Containerization#

Package BYOB benchmarks as Docker images for deployment with NeMo Evaluator Launcher. Containerization bundles the benchmark code, dataset, and all pip dependencies into a single reproducible image.

Building an Image#

The simplest way to build a container is with the --containerize flag:

nemo-evaluator-byob my_benchmark.py --containerize

Customize the base image and tag:

nemo-evaluator-byob my_benchmark.py \
  --containerize \
  --base-image python:3.12-slim \
  --tag myrepo/byob_qa:latest

Image Layout#

The generated Docker image uses the following directory structure:

Path	Contents
`/opt/byob/code/`	Benchmark Python module(s)
`/opt/byob/data/`	Dataset file(s)
`/opt/byob_pkg/`	Compiled namespace package
`/opt/metadata/`	Framework metadata for harness discovery

Note

The image entrypoint is pre-configured so that nemo-evaluator run_eval can discover the benchmark without any additional path setup.

Push to Registry#

Build and push in a single command:

nemo-evaluator-byob my_benchmark.py --push registry.example.com/my-bench:latest

The --push flag implies --containerize automatically.
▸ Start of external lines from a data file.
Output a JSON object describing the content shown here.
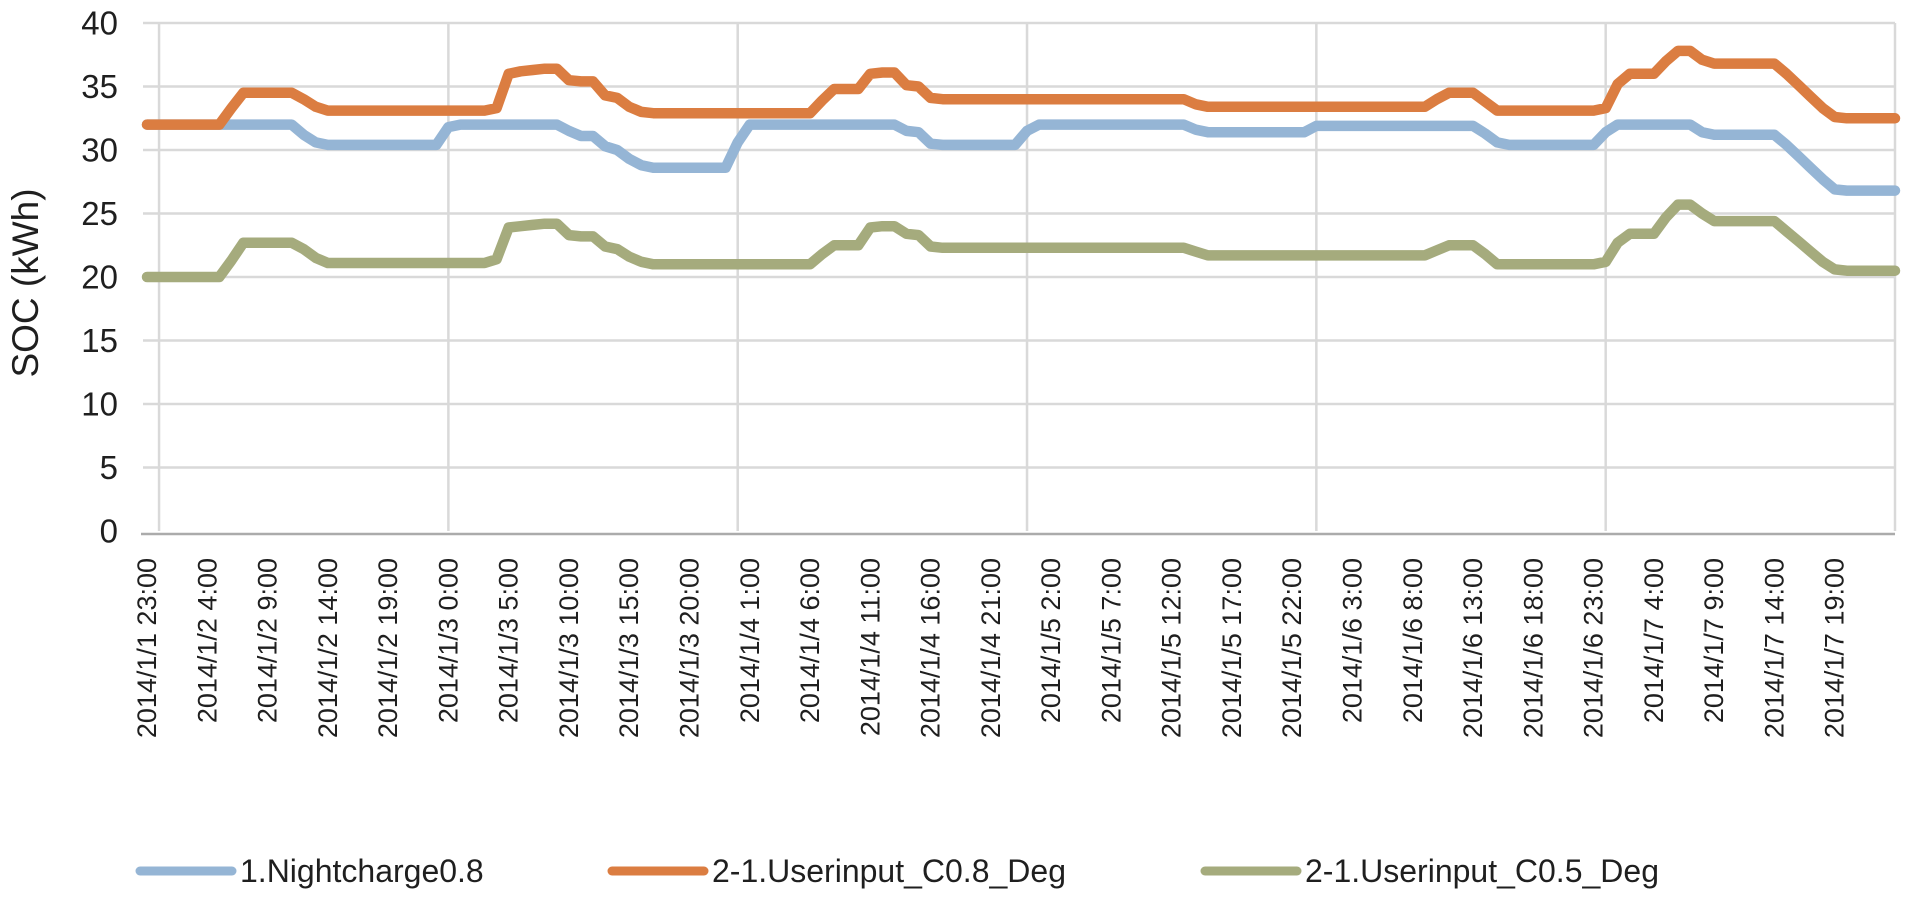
{
  "chart_data": {
    "type": "line",
    "title": "",
    "xlabel": "",
    "ylabel": "SOC (kWh)",
    "ylim": [
      0,
      40
    ],
    "ytick_step": 5,
    "ytick_labels": [
      "0",
      "5",
      "10",
      "15",
      "20",
      "25",
      "30",
      "35",
      "40"
    ],
    "x_start": "2014/1/1 23:00",
    "x_end": "2014/1/8 0:00",
    "x_interval_hours": 1,
    "x_tick_every": 5,
    "x_tick_labels": [
      "2014/1/1 23:00",
      "2014/1/2 4:00",
      "2014/1/2 9:00",
      "2014/1/2 14:00",
      "2014/1/2 19:00",
      "2014/1/3 0:00",
      "2014/1/3 5:00",
      "2014/1/3 10:00",
      "2014/1/3 15:00",
      "2014/1/3 20:00",
      "2014/1/4 1:00",
      "2014/1/4 6:00",
      "2014/1/4 11:00",
      "2014/1/4 16:00",
      "2014/1/4 21:00",
      "2014/1/5 2:00",
      "2014/1/5 7:00",
      "2014/1/5 12:00",
      "2014/1/5 17:00",
      "2014/1/5 22:00",
      "2014/1/6 3:00",
      "2014/1/6 8:00",
      "2014/1/6 13:00",
      "2014/1/6 18:00",
      "2014/1/6 23:00",
      "2014/1/7 4:00",
      "2014/1/7 9:00",
      "2014/1/7 14:00",
      "2014/1/7 19:00"
    ],
    "day_boundary_indices": [
      1,
      25,
      49,
      73,
      97,
      121,
      145
    ],
    "grid": true,
    "legend_position": "bottom",
    "series": [
      {
        "name": "1.Nightcharge0.8",
        "color": "#95B5D5",
        "values": [
          32,
          32,
          32,
          32,
          32,
          32,
          32,
          32,
          32,
          32,
          32,
          32,
          32,
          31.2,
          30.6,
          30.4,
          30.4,
          30.4,
          30.4,
          30.4,
          30.4,
          30.4,
          30.4,
          30.4,
          30.4,
          31.8,
          32,
          32,
          32,
          32,
          32,
          32,
          32,
          32,
          32,
          31.5,
          31.1,
          31.1,
          30.3,
          30,
          29.3,
          28.8,
          28.6,
          28.6,
          28.6,
          28.6,
          28.6,
          28.6,
          28.6,
          30.6,
          32,
          32,
          32,
          32,
          32,
          32,
          32,
          32,
          32,
          32,
          32,
          32,
          32,
          31.5,
          31.4,
          30.5,
          30.4,
          30.4,
          30.4,
          30.4,
          30.4,
          30.4,
          30.4,
          31.5,
          32,
          32,
          32,
          32,
          32,
          32,
          32,
          32,
          32,
          32,
          32,
          32,
          32,
          31.6,
          31.4,
          31.4,
          31.4,
          31.4,
          31.4,
          31.4,
          31.4,
          31.4,
          31.4,
          31.9,
          31.9,
          31.9,
          31.9,
          31.9,
          31.9,
          31.9,
          31.9,
          31.9,
          31.9,
          31.9,
          31.9,
          31.9,
          31.9,
          31.3,
          30.6,
          30.4,
          30.4,
          30.4,
          30.4,
          30.4,
          30.4,
          30.4,
          30.4,
          31.4,
          32,
          32,
          32,
          32,
          32,
          32,
          32,
          31.4,
          31.2,
          31.2,
          31.2,
          31.2,
          31.2,
          31.2,
          30.4,
          29.5,
          28.6,
          27.7,
          26.9,
          26.8,
          26.8,
          26.8,
          26.8,
          26.8
        ]
      },
      {
        "name": "2-1.Userinput_C0.8_Deg",
        "color": "#DB7D41",
        "values": [
          32,
          32,
          32,
          32,
          32,
          32,
          32,
          33.3,
          34.5,
          34.5,
          34.5,
          34.5,
          34.5,
          34,
          33.4,
          33.1,
          33.1,
          33.1,
          33.1,
          33.1,
          33.1,
          33.1,
          33.1,
          33.1,
          33.1,
          33.1,
          33.1,
          33.1,
          33.1,
          33.3,
          36,
          36.2,
          36.3,
          36.4,
          36.4,
          35.5,
          35.4,
          35.4,
          34.3,
          34.1,
          33.4,
          33,
          32.9,
          32.9,
          32.9,
          32.9,
          32.9,
          32.9,
          32.9,
          32.9,
          32.9,
          32.9,
          32.9,
          32.9,
          32.9,
          32.9,
          33.9,
          34.8,
          34.8,
          34.8,
          36,
          36.1,
          36.1,
          35.1,
          35,
          34.1,
          34,
          34,
          34,
          34,
          34,
          34,
          34,
          34,
          34,
          34,
          34,
          34,
          34,
          34,
          34,
          34,
          34,
          34,
          34,
          34,
          34,
          33.6,
          33.4,
          33.4,
          33.4,
          33.4,
          33.4,
          33.4,
          33.4,
          33.4,
          33.4,
          33.4,
          33.4,
          33.4,
          33.4,
          33.4,
          33.4,
          33.4,
          33.4,
          33.4,
          33.4,
          34,
          34.5,
          34.5,
          34.5,
          33.8,
          33.1,
          33.1,
          33.1,
          33.1,
          33.1,
          33.1,
          33.1,
          33.1,
          33.1,
          33.3,
          35.2,
          36,
          36,
          36,
          37,
          37.8,
          37.8,
          37.1,
          36.8,
          36.8,
          36.8,
          36.8,
          36.8,
          36.8,
          36,
          35.1,
          34.2,
          33.3,
          32.6,
          32.5,
          32.5,
          32.5,
          32.5,
          32.5
        ]
      },
      {
        "name": "2-1.Userinput_C0.5_Deg",
        "color": "#A5AB7D",
        "values": [
          20,
          20,
          20,
          20,
          20,
          20,
          20,
          21.3,
          22.7,
          22.7,
          22.7,
          22.7,
          22.7,
          22.2,
          21.5,
          21.1,
          21.1,
          21.1,
          21.1,
          21.1,
          21.1,
          21.1,
          21.1,
          21.1,
          21.1,
          21.1,
          21.1,
          21.1,
          21.1,
          21.4,
          23.9,
          24,
          24.1,
          24.2,
          24.2,
          23.3,
          23.2,
          23.2,
          22.4,
          22.2,
          21.6,
          21.2,
          21,
          21,
          21,
          21,
          21,
          21,
          21,
          21,
          21,
          21,
          21,
          21,
          21,
          21,
          21.8,
          22.5,
          22.5,
          22.5,
          23.9,
          24,
          24,
          23.4,
          23.3,
          22.4,
          22.3,
          22.3,
          22.3,
          22.3,
          22.3,
          22.3,
          22.3,
          22.3,
          22.3,
          22.3,
          22.3,
          22.3,
          22.3,
          22.3,
          22.3,
          22.3,
          22.3,
          22.3,
          22.3,
          22.3,
          22.3,
          22,
          21.7,
          21.7,
          21.7,
          21.7,
          21.7,
          21.7,
          21.7,
          21.7,
          21.7,
          21.7,
          21.7,
          21.7,
          21.7,
          21.7,
          21.7,
          21.7,
          21.7,
          21.7,
          21.7,
          22.1,
          22.5,
          22.5,
          22.5,
          21.8,
          21,
          21,
          21,
          21,
          21,
          21,
          21,
          21,
          21,
          21.2,
          22.7,
          23.4,
          23.4,
          23.4,
          24.7,
          25.7,
          25.7,
          25,
          24.4,
          24.4,
          24.4,
          24.4,
          24.4,
          24.4,
          23.6,
          22.8,
          22,
          21.2,
          20.6,
          20.5,
          20.5,
          20.5,
          20.5,
          20.5
        ]
      }
    ]
  },
  "colors": {
    "gridline": "#D9D9D9",
    "axis": "#ABABAB",
    "text": "#1F1F1F",
    "background": "#FFFFFF"
  }
}
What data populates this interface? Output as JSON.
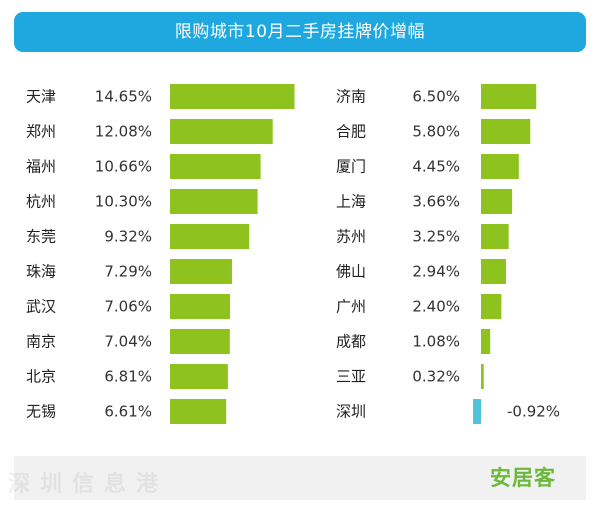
{
  "title": "限购城市10月二手房挂牌价增幅",
  "brand": "安居客",
  "watermark": "深圳信息港",
  "colors": {
    "header": "#1fa7e0",
    "positive": "#8dc21f",
    "negative": "#4fc3d9",
    "brand": "#6bb93b"
  },
  "chart_data": {
    "type": "bar",
    "title": "限购城市10月二手房挂牌价增幅",
    "unit": "%",
    "xlim": [
      -1,
      15
    ],
    "groups": [
      {
        "categories": [
          "天津",
          "郑州",
          "福州",
          "杭州",
          "东莞",
          "珠海",
          "武汉",
          "南京",
          "北京",
          "无锡"
        ],
        "values": [
          14.65,
          12.08,
          10.66,
          10.3,
          9.32,
          7.29,
          7.06,
          7.04,
          6.81,
          6.61
        ],
        "labels": [
          "14.65%",
          "12.08%",
          "10.66%",
          "10.30%",
          "9.32%",
          "7.29%",
          "7.06%",
          "7.04%",
          "6.81%",
          "6.61%"
        ]
      },
      {
        "categories": [
          "济南",
          "合肥",
          "厦门",
          "上海",
          "苏州",
          "佛山",
          "广州",
          "成都",
          "三亚",
          "深圳"
        ],
        "values": [
          6.5,
          5.8,
          4.45,
          3.66,
          3.25,
          2.94,
          2.4,
          1.08,
          0.32,
          -0.92
        ],
        "labels": [
          "6.50%",
          "5.80%",
          "4.45%",
          "3.66%",
          "3.25%",
          "2.94%",
          "2.40%",
          "1.08%",
          "0.32%",
          "-0.92%"
        ]
      }
    ]
  }
}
Make sure you are authenticated with the target registry before pushing (e.g., docker login).

Requirements#

Pip dependencies declared in the @benchmark(requirements=[...]) parameter are installed inside the container during the build step. This ensures the runtime environment matches the declared dependencies exactly.

@benchmark(
    name="medmcqa",
    dataset="hf://openlifescienceai/medmcqa?split=validation",
    prompt="Q: {question}\nA:",
    target_field="cop",
    requirements=["datasets"],
)

Warning

If a requirement is missing from the requirements list, the container will fail at runtime with an ImportError. Use --check-requirements during compilation to verify that all declared packages are importable.

Running with Launcher#

Once the image is pushed to a registry, reference it in a NeMo Evaluator Launcher configuration file:

defaults:
  - execution: local
  - deployment: none
  - _self_

evaluation:
  tasks:
    - name: byob_my_qa.my-qa
      container: registry.example.com/my-bench:latest # or just local container name

The name field must match the eval_type produced by compilation. Use nemo-evaluator-byob --list to confirm the exact value.

Tip

For multi-task evaluation, add multiple entries under tasks, each pointing to a different containerized benchmark image.